The uncertain future
of the global AIDS response

Juma Bwanika

Location: Kiboga |
Date: 04/01/2025
“Ever since this order from Trump, I am seeing death near me.”

Juma Bwanika was confused. In late January, he started hearing on the local television and radio stations that all HIV services had been shut down for 90 days. He didn’t understand why. Something about the United States cutting its funding to Uganda.

I got frightened. My heart sank in deep sorrow. They were saying there would be no more treatment for us.

Bwanika is HIV-positive and has been taking daily anti-retroviral therapy, paid for by the U.S. government, for 13 years. He has never missed a dose. As a result, the virus has stopped showing up in his regular blood tests. It is undetectable.

When news of the stop-work order came, he didn’t have enough treatment to last him through the 90-day pause.

I was prescribed to take a tab per day. But I started taking a tab every three days, so that the medicine can take me for the three months the HIV work was supposed to stop. I never got interruption before this type of trauma.

He had an appointment scheduled to get his ARVs refilled at Kiboga General Hospital in late February. He wasn’t sure if the services would be available, since the 90 days were not yet over. But since he started rationing his medicine, he was growing more and more anxious that it would give the virus a chance to return. So he kept his appointment.

It turned out that the clinic had remained operational despite the order from the U.S. government. The process of getting ARV refills had never been interrupted.

When his clinician found out Bwanika had been rationing his medicine, she immediately ordered a viral load test to see if the virus had taken advantage of the diminished treatment in his system to rebound.

If it had, there is a chance it has also mutated to become resistant to the treatment he was taking. In that case, there would need to be more tests and intensive monitoring to find a different ARV regimen to keep the virus in check. It would be a long, stressful process for Bwanika and an expensive one for the clinic.

If the viral load results come out with high copies, I will need to stabilize. I will need to sit down and swallow the medicine.

Now, at the start of April, he is back at the clinic to find out the results of the viral load test. As the health worker goes through his digital files, there is relief. A small celebration. The virus has remained undetectable.
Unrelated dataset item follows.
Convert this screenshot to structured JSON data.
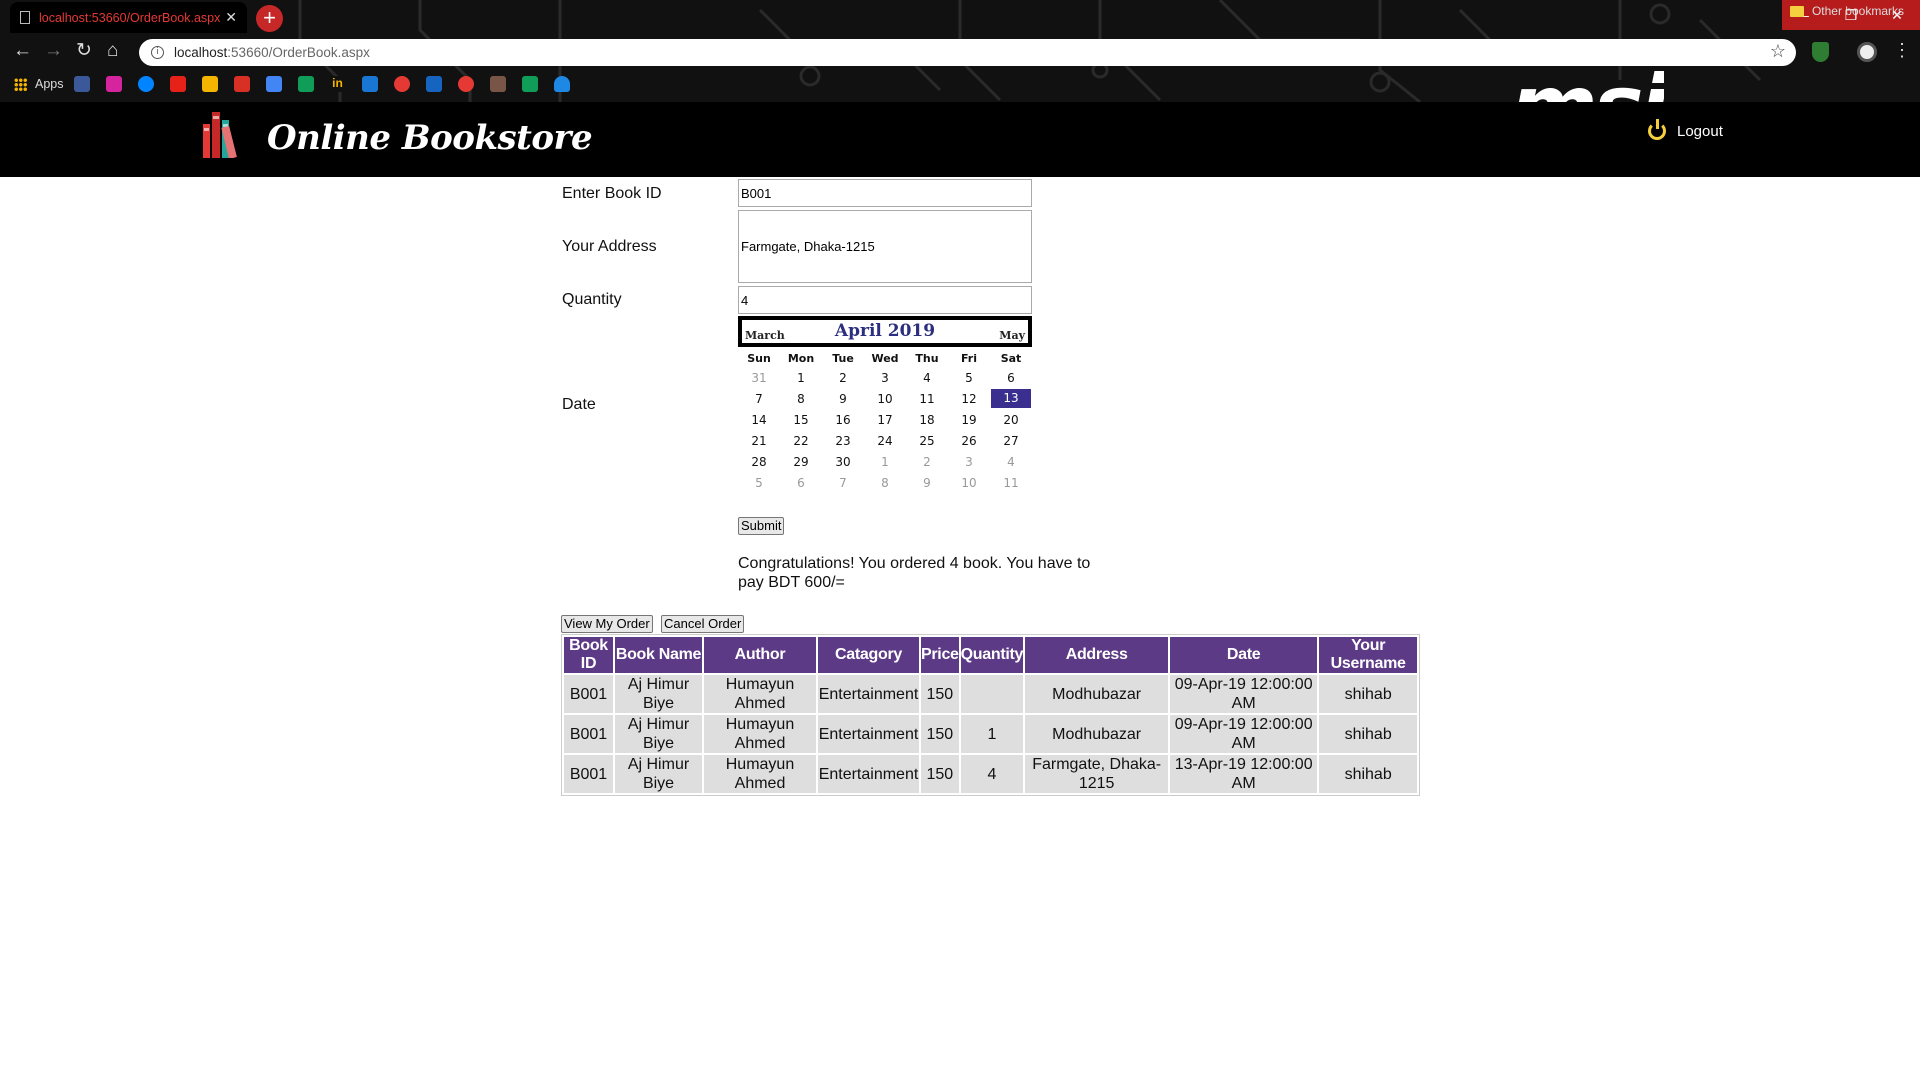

Then the health worker notices a problem. The testing dates don’t match Bwanika’s. It turns out, he has given her the wrong patient number. He has to provide the number at every visit and he knows it by heart, but this time he just can’t remember it. He is too nervous. He calls his wife and asks her to look it up. As she reads it off to him, he repeats it to the health worker.

This time there is no celebration.

The test has detected copies of the virus in his blood. He is no longer suppressing the virus.

I was so scared to have copies. I didn’t want to have any.

Bwanika retreats to a corner of the office to call his wife back. He is upset and starts pacing as he shares the news with her.

When he is done, the clinician starts laying out the next steps. There will be more frequent appointments and tests to make sure he has not grown resistant to the current treatment. He will no longer be able to get three-month refills of ARVs until the virus is fully undetectable again.

Bwanika is anguished, but also frustrated about the uncertainty that made him think he needed to conserve his ARVs.

Ever since this order from Trump, I am seeing death near me.